W rocznicę wyborów parlamentarnych premier Donald Tusk podziękował wyborcom za ubiegłoroczne zwycięstwo. „Mam nadzieję, że – czasem zniecierpliwieni, czasem zezłoszczeni – jeszcze chwilę ze mną wytrzymacie” – dodał.

– Dziękuję Wam za zwycięstwo 15 października, za Wasz upór i odwagę, za wiarę w Polskę, w demokrację i w siebie samych, za cierpliwość i wytrwałość przez ten niełatwy pierwszy rok – napisał szef rządu na platformie X. – Mam nadzieję, że – czasem zniecierpliwieni, czasem zezłoszczeni – jeszcze chwilę ze mną wytrzymacie

– dodał.

Dalsza część tekstu pod tweetem

Politycy KO: rok od wyborów parlamentarnych upłynął na sprzątaniu po PiS

To był trudny, intensywny rok sprzątania po PiS, wiele rzeczy udało się zrobić, jeszcze więcej jest przygotowanych i będzie zrealizowanych – podkreślili politycy Koalicji Obywatelskiej w rocznicę wyborów parlamentarnych 15 października 2023 r.

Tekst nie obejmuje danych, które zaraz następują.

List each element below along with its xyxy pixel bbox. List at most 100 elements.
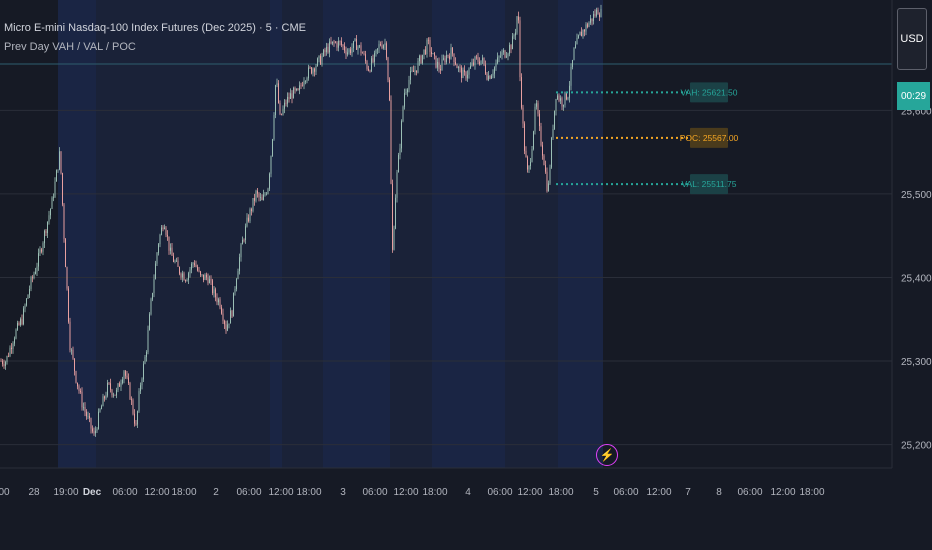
candle-body — [20, 319, 21, 325]
candle-body — [354, 38, 356, 42]
candle-body — [249, 209, 251, 222]
candle-body — [476, 56, 477, 58]
candle-body — [399, 148, 401, 155]
candle-body — [501, 52, 503, 57]
candle-body — [519, 20, 521, 78]
candle-body — [329, 41, 330, 53]
candle-body — [294, 87, 296, 91]
lightning-icon[interactable]: ⚡ — [596, 444, 618, 466]
candle-body — [32, 277, 33, 279]
candle-body — [42, 243, 44, 252]
candle-body — [195, 264, 197, 267]
candle-body — [374, 53, 375, 62]
candle-body — [213, 289, 215, 294]
candle-body — [159, 234, 161, 245]
candle-body — [56, 170, 57, 182]
candle-body — [107, 382, 108, 396]
candle-body — [176, 260, 177, 262]
candle-body — [488, 75, 489, 80]
candle-body — [504, 50, 506, 58]
candle-body — [300, 85, 302, 86]
candle-body — [60, 151, 62, 174]
candle-body — [479, 61, 480, 65]
candle-body — [542, 145, 543, 156]
candle-body — [411, 70, 413, 72]
candle-body — [339, 41, 341, 42]
x-tick-label: 06:00 — [737, 487, 762, 498]
session-band — [282, 0, 323, 468]
candle-body — [120, 383, 122, 387]
candle-body — [237, 271, 239, 280]
symbol-title[interactable]: Micro E-mini Nasdaq-100 Index Futures (D… — [4, 22, 306, 34]
candle-body — [66, 267, 68, 289]
candle-body — [186, 279, 188, 282]
candle-body — [338, 41, 339, 48]
candle-body — [48, 215, 50, 222]
candle-body — [522, 107, 524, 124]
candle-body — [366, 61, 368, 69]
candle-body — [36, 266, 38, 272]
candle-body — [240, 244, 242, 258]
candle-body — [98, 411, 99, 429]
x-tick-label: 12:00 — [517, 487, 542, 498]
candle-body — [39, 249, 41, 254]
candle-body — [216, 297, 218, 303]
candle-body — [413, 70, 414, 72]
candle-body — [383, 45, 384, 49]
candle-body — [453, 53, 455, 63]
candle-body — [293, 87, 294, 99]
candle-body — [17, 322, 18, 330]
candle-body — [197, 266, 198, 271]
candle-body — [119, 383, 120, 387]
candle-body — [402, 106, 404, 122]
x-tick-label: 8 — [716, 487, 722, 498]
candle-body — [18, 322, 20, 325]
candle-body — [555, 99, 557, 111]
x-tick-label: 06:00 — [112, 487, 137, 498]
candle-body — [473, 62, 474, 66]
x-tick-label: 12:00 — [144, 487, 169, 498]
candle-body — [557, 95, 558, 100]
candle-body — [168, 236, 170, 251]
candle-body — [276, 83, 278, 86]
candle-body — [464, 69, 465, 73]
candle-body — [296, 88, 297, 91]
candle-body — [392, 183, 393, 250]
candle-body — [360, 45, 362, 53]
candle-body — [162, 227, 164, 229]
candle-body — [192, 263, 194, 264]
x-tick-label: 18:00 — [296, 487, 321, 498]
currency-button[interactable]: USD — [897, 8, 927, 70]
candle-body — [438, 61, 440, 69]
candle-body — [491, 75, 492, 79]
candle-body — [89, 416, 90, 418]
candle-body — [122, 379, 123, 384]
candle-body — [342, 44, 344, 46]
candle-body — [450, 47, 452, 60]
candle-body — [78, 386, 80, 391]
candle-body — [569, 85, 570, 98]
candle-body — [26, 298, 27, 306]
candle-body — [291, 93, 293, 99]
candle-body — [246, 217, 248, 227]
candle-body — [234, 289, 236, 293]
indicator-label[interactable]: Prev Day VAH / VAL / POC — [4, 41, 136, 53]
candle-body — [287, 96, 288, 104]
candle-body — [135, 423, 137, 425]
candle-body — [429, 40, 431, 52]
candle-body — [468, 68, 470, 75]
candle-body — [377, 48, 378, 50]
candle-body — [444, 58, 446, 63]
candle-body — [264, 194, 266, 195]
candle-body — [386, 43, 387, 58]
candle-body — [390, 100, 392, 184]
candle-body — [308, 67, 309, 79]
candle-body — [320, 55, 321, 65]
candle-body — [84, 407, 86, 412]
candle-body — [146, 351, 147, 357]
x-tick-label: Dec — [83, 487, 102, 498]
candle-body — [474, 56, 476, 66]
candle-body — [114, 394, 116, 396]
candle-body — [512, 36, 513, 50]
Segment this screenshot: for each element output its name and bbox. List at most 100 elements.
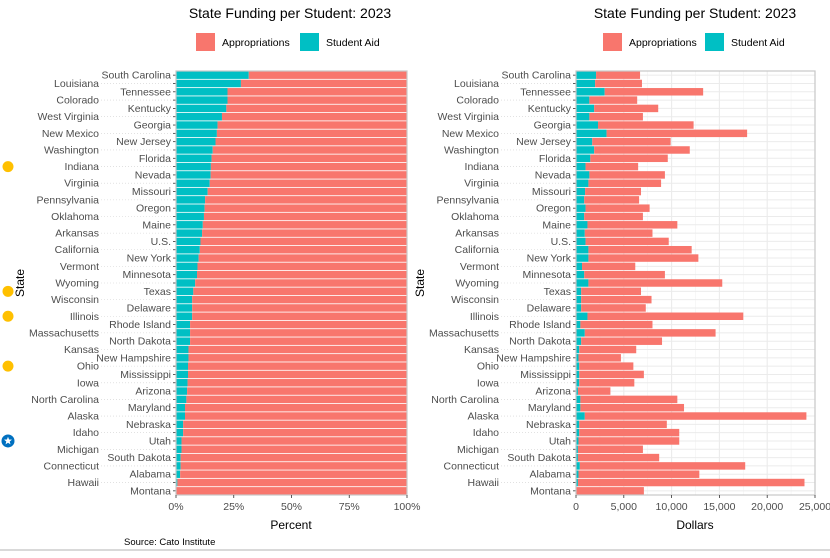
highlight-markers — [2, 161, 15, 447]
right-y-tick-label: Illinois — [470, 311, 499, 323]
right-y-tick-label: Oregon — [536, 203, 571, 215]
right-bar-student-aid — [576, 171, 589, 178]
left-bar-student-aid — [176, 429, 183, 436]
right-bar-appropriations — [589, 96, 637, 103]
left-y-tick-label: New Jersey — [116, 136, 172, 148]
left-bar-student-aid — [176, 470, 180, 477]
right-bar-appropriations — [579, 346, 636, 353]
left-y-tick-label: Georgia — [134, 120, 172, 132]
right-bar-student-aid — [576, 179, 588, 186]
right-bar-appropriations — [586, 204, 650, 211]
left-y-tick-label: Minnesota — [123, 269, 172, 281]
left-y-tick-label: Oregon — [136, 203, 171, 215]
left-bar-student-aid — [176, 304, 192, 311]
left-bar-appropriations — [181, 454, 407, 461]
left-y-tick-label: New Hampshire — [96, 352, 171, 364]
right-bar-student-aid — [576, 238, 586, 245]
right-bar-appropriations — [585, 188, 641, 195]
right-bar-student-aid — [576, 288, 581, 295]
left-y-tick-label: Wisconsin — [51, 294, 99, 306]
left-bar-appropriations — [188, 346, 407, 353]
right-bar-appropriations — [579, 379, 634, 386]
right-bar-appropriations — [579, 421, 667, 428]
left-y-tick-label: Pennsylvania — [37, 194, 100, 206]
left-y-tick-label: Alaska — [67, 411, 99, 423]
right-bar-appropriations — [585, 229, 653, 236]
left-bar-appropriations — [193, 288, 407, 295]
right-y-tick-label: Kentucky — [528, 103, 572, 115]
left-y-tick-label: Idaho — [73, 427, 99, 439]
left-y-tick-label: West Virginia — [38, 111, 100, 123]
left-bar-appropriations — [188, 371, 407, 378]
left-y-tick-label: Delaware — [127, 302, 172, 314]
left-bar-student-aid — [176, 454, 181, 461]
highlight-dot-icon — [3, 286, 14, 297]
left-bar-appropriations — [190, 321, 407, 328]
left-bar-student-aid — [176, 296, 192, 303]
left-bar-appropriations — [203, 221, 407, 228]
right-y-tick-label: Arizona — [535, 386, 571, 398]
left-bar-student-aid — [176, 238, 200, 245]
left-bar-student-aid — [176, 229, 202, 236]
left-bar-student-aid — [176, 71, 249, 78]
left-x-tick-label: 50% — [281, 501, 302, 513]
left-y-tick-label: Washington — [44, 144, 99, 156]
right-y-tick-label: Maryland — [528, 402, 571, 414]
left-y-tick-label: Massachusetts — [29, 327, 99, 339]
left-bar-student-aid — [176, 387, 187, 394]
right-bar-appropriations — [587, 313, 743, 320]
left-bar-student-aid — [176, 371, 188, 378]
right-y-tick-label: Oklahoma — [451, 211, 499, 223]
left-bar-appropriations — [192, 313, 407, 320]
left-y-axis-title: State — [13, 269, 27, 297]
left-bar-appropriations — [188, 354, 407, 361]
left-chart-title: State Funding per Student: 2023 — [189, 5, 392, 21]
left-bar-appropriations — [211, 163, 407, 170]
right-bar-student-aid — [576, 404, 580, 411]
left-x-tick-label: 75% — [339, 501, 360, 513]
right-bar-student-aid — [576, 337, 581, 344]
left-bar-student-aid — [176, 337, 190, 344]
right-bar-appropriations — [588, 179, 661, 186]
source-caption: Source: Cato Institute — [124, 537, 215, 548]
right-bar-appropriations — [589, 171, 665, 178]
right-bar-student-aid — [576, 196, 584, 203]
right-legend-key-student-aid — [705, 33, 724, 51]
right-y-tick-label: Indiana — [465, 161, 500, 173]
left-bar-student-aid — [176, 462, 181, 469]
right-y-tick-label: Nevada — [535, 169, 571, 181]
left-bar-student-aid — [176, 421, 183, 428]
right-bar-appropriations — [589, 113, 643, 120]
right-y-tick-label: Georgia — [534, 120, 572, 132]
left-bar-student-aid — [176, 412, 185, 419]
left-y-tick-label: Alabama — [130, 469, 172, 481]
left-bar-appropriations — [202, 229, 407, 236]
left-bar-student-aid — [176, 437, 182, 444]
left-bar-appropriations — [218, 121, 407, 128]
right-bar-appropriations — [580, 462, 745, 469]
right-y-tick-label: Utah — [549, 435, 571, 447]
right-bar-appropriations — [581, 296, 651, 303]
right-chart-title: State Funding per Student: 2023 — [594, 5, 797, 21]
right-bar-appropriations — [605, 88, 703, 95]
left-bar-appropriations — [199, 254, 407, 261]
right-x-tick-label: 5,000 — [611, 501, 637, 513]
right-y-axis-title: State — [413, 269, 427, 297]
right-x-tick-label: 10,000 — [656, 501, 688, 513]
right-bar-appropriations — [576, 487, 644, 494]
right-bar-appropriations — [594, 105, 658, 112]
right-y-tick-label: Hawaii — [467, 477, 499, 489]
left-bar-appropriations — [222, 113, 407, 120]
right-bar-student-aid — [576, 121, 598, 128]
highlight-dot-icon — [3, 361, 14, 372]
left-bar-appropriations — [183, 421, 407, 428]
left-bar-appropriations — [226, 105, 407, 112]
right-bar-appropriations — [586, 238, 669, 245]
right-y-tick-label: Alabama — [530, 469, 572, 481]
right-bar-student-aid — [576, 229, 585, 236]
right-legend-key-appropriations — [603, 33, 622, 51]
right-y-tick-label: Wisconsin — [451, 294, 499, 306]
left-bar-appropriations — [228, 88, 407, 95]
left-y-tick-label: Michigan — [57, 444, 99, 456]
right-plot: South CarolinaLouisianaTennesseeColorado… — [429, 70, 830, 513]
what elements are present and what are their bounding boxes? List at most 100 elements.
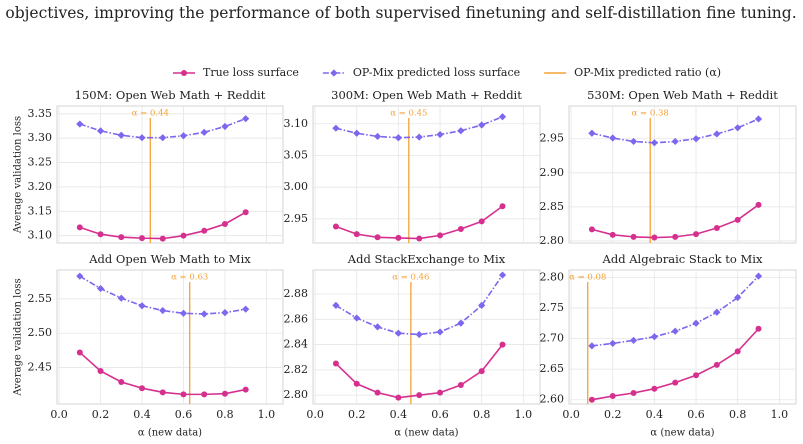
data-point — [242, 386, 249, 393]
data-point — [221, 390, 228, 397]
y-tick-label: 3.25 — [28, 156, 53, 169]
x-tick-label: 1.0 — [258, 408, 276, 421]
x-tick-label: 1.0 — [771, 408, 789, 421]
y-tick-label: 3.05 — [284, 148, 309, 161]
data-point — [332, 301, 340, 309]
data-point — [415, 330, 423, 339]
data-point — [76, 272, 84, 280]
data-point — [499, 341, 506, 348]
y-axis-label: Average validation loss — [13, 278, 24, 396]
data-point — [629, 137, 638, 146]
x-axis-label: α (new data) — [394, 428, 458, 439]
data-point — [629, 336, 638, 344]
data-point — [609, 231, 616, 238]
y-tick-label: 3.10 — [284, 117, 309, 130]
data-point — [734, 216, 741, 223]
legend-label: OP-Mix predicted ratio (α) — [574, 66, 721, 79]
y-tick-label: 3.15 — [28, 204, 53, 217]
data-point — [630, 389, 637, 396]
y-tick-label: 2.65 — [540, 362, 565, 375]
ratio-label: α = 0.08 — [569, 273, 606, 283]
x-tick-label: 0.8 — [473, 408, 491, 421]
y-tick-label: 2.50 — [28, 326, 53, 339]
data-point — [457, 382, 464, 389]
data-point — [609, 134, 617, 142]
data-point — [478, 121, 486, 129]
data-point — [499, 203, 506, 210]
data-point — [478, 218, 485, 225]
subplot: 2.80 2.82 2.84 2.86 2.88 0.0 0.2 0.4 0.6 0.8 1.0 Ad… — [284, 252, 541, 439]
data-point — [118, 234, 125, 241]
plot-area — [568, 269, 797, 405]
subplot-title: 300M: Open Web Math + Reddit — [331, 88, 522, 102]
y-tick-label: 2.55 — [28, 292, 53, 305]
data-point — [755, 201, 762, 208]
data-point — [373, 132, 382, 141]
subplot-title: Add Open Web Math to Mix — [88, 252, 251, 266]
y-tick-label: 2.86 — [284, 312, 309, 325]
data-point — [734, 124, 742, 132]
x-tick-label: 0.2 — [604, 408, 622, 421]
y-tick-label: 2.60 — [540, 393, 565, 406]
x-tick-label: 0.2 — [92, 408, 110, 421]
y-tick-label: 2.95 — [284, 212, 309, 225]
data-point — [395, 394, 402, 401]
data-point — [630, 233, 637, 240]
plot-area — [312, 269, 541, 405]
data-point — [754, 272, 763, 280]
data-point — [332, 223, 339, 230]
data-point — [117, 131, 125, 139]
data-point — [138, 302, 146, 310]
data-point — [180, 232, 187, 239]
data-point — [221, 220, 228, 227]
data-point — [221, 122, 229, 131]
data-point — [97, 231, 104, 238]
x-tick-label: 0.4 — [390, 408, 408, 421]
data-point — [457, 319, 465, 327]
x-axis-label: α (new data) — [138, 428, 202, 439]
data-point — [353, 231, 360, 238]
data-point — [672, 233, 679, 240]
data-point — [159, 235, 166, 242]
x-tick-label: 0.8 — [216, 408, 234, 421]
subplot-title: Add StackExchange to Mix — [347, 252, 506, 266]
data-point — [242, 115, 250, 123]
data-point — [118, 379, 125, 386]
y-tick-label: 2.84 — [284, 338, 309, 351]
data-point — [353, 380, 360, 387]
data-point — [734, 348, 741, 355]
data-point — [713, 361, 720, 368]
data-point — [672, 379, 679, 386]
data-point — [651, 234, 658, 241]
data-point — [588, 396, 595, 403]
x-axis-label: α (new data) — [650, 428, 714, 439]
data-point — [754, 115, 763, 123]
x-tick-label: 0.2 — [348, 408, 366, 421]
data-point — [374, 234, 381, 241]
data-point — [353, 129, 361, 137]
legend-marker — [181, 70, 187, 76]
data-point — [200, 128, 208, 136]
plot-area — [56, 105, 284, 244]
x-tick-label: 0.8 — [729, 408, 747, 421]
data-point — [692, 319, 700, 327]
y-tick-label: 2.90 — [540, 166, 565, 179]
data-point — [650, 333, 658, 341]
data-point — [437, 232, 444, 239]
ratio-label: α = 0.46 — [392, 273, 429, 283]
data-point — [221, 309, 229, 317]
legend-marker — [330, 69, 338, 77]
ratio-label: α = 0.38 — [632, 109, 669, 119]
data-point — [693, 231, 700, 238]
x-tick-label: 0.4 — [133, 408, 151, 421]
data-point — [76, 120, 84, 128]
x-tick-label: 0.6 — [431, 408, 449, 421]
data-point — [650, 139, 658, 147]
data-point — [436, 328, 444, 336]
data-point — [242, 305, 250, 313]
subplot-title: 530M: Open Web Math + Reddit — [587, 88, 778, 102]
data-point — [332, 124, 340, 132]
x-tick-label: 0.0 — [50, 408, 68, 421]
y-tick-label: 2.95 — [540, 132, 565, 145]
data-point — [353, 314, 361, 322]
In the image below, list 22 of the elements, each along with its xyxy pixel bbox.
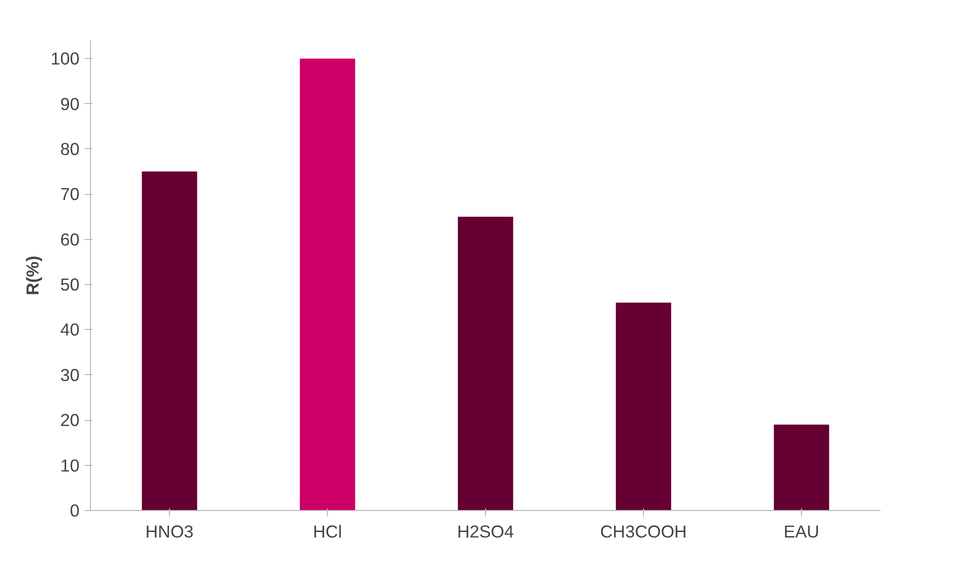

Szef kancelarii premiera Jan Grabiec, zapytany o ocenę ostatniego roku, podkreślił, że był to trudny rok nie tylko ze względu na sytuację geopolityczną i uwarunkowania zewnętrzne, ale też „spuściznę po PiS”. 

– Zastaliśmy zdewastowane państwo, nadwątlone finanse publiczne, więc ten pierwszy etap to głównie etap sprzątania, wymiatania brudów. To nie wygląda estetycznie, ale to tak, jak przy remoncie – jak się chce urządzić lepiej mieszkanie, najpierw się rozmontowuje jego elementy. Paskudnie się żyje w mieszkaniu podczas remontu, ale musimy tego remontu dokonać, żeby żyło się lepiej

– stwierdził Grabiec. 

Przyznał, że przed rządem nadal stoi mnóstwo wyzwań.

– Wiele rzeczy udało się zrobić, jeszcze więcej jest przygotowanych i będzie zrealizowanych

– dodał. 

– Teraz po prostu swobodniej się oddycha, mówią mi to ludzie, z którymi rozmawiam” – powiedział b. marszałek Senatu Tomasz Grodzki. „Sprzątanie po ośmiu latach rządu organizacji, którą niektórzy nazywają mafijną, to nie jest łatwe zadanie. Ale zrobimy to, bo wszyscy są zdeterminowani: od premiera po szeregowych członków KO

– dodał Grodzki. 

Wicemarszałek Sejmu Monika Wielichowska podkreśliła, że ostatni rok był bardzo intensywny.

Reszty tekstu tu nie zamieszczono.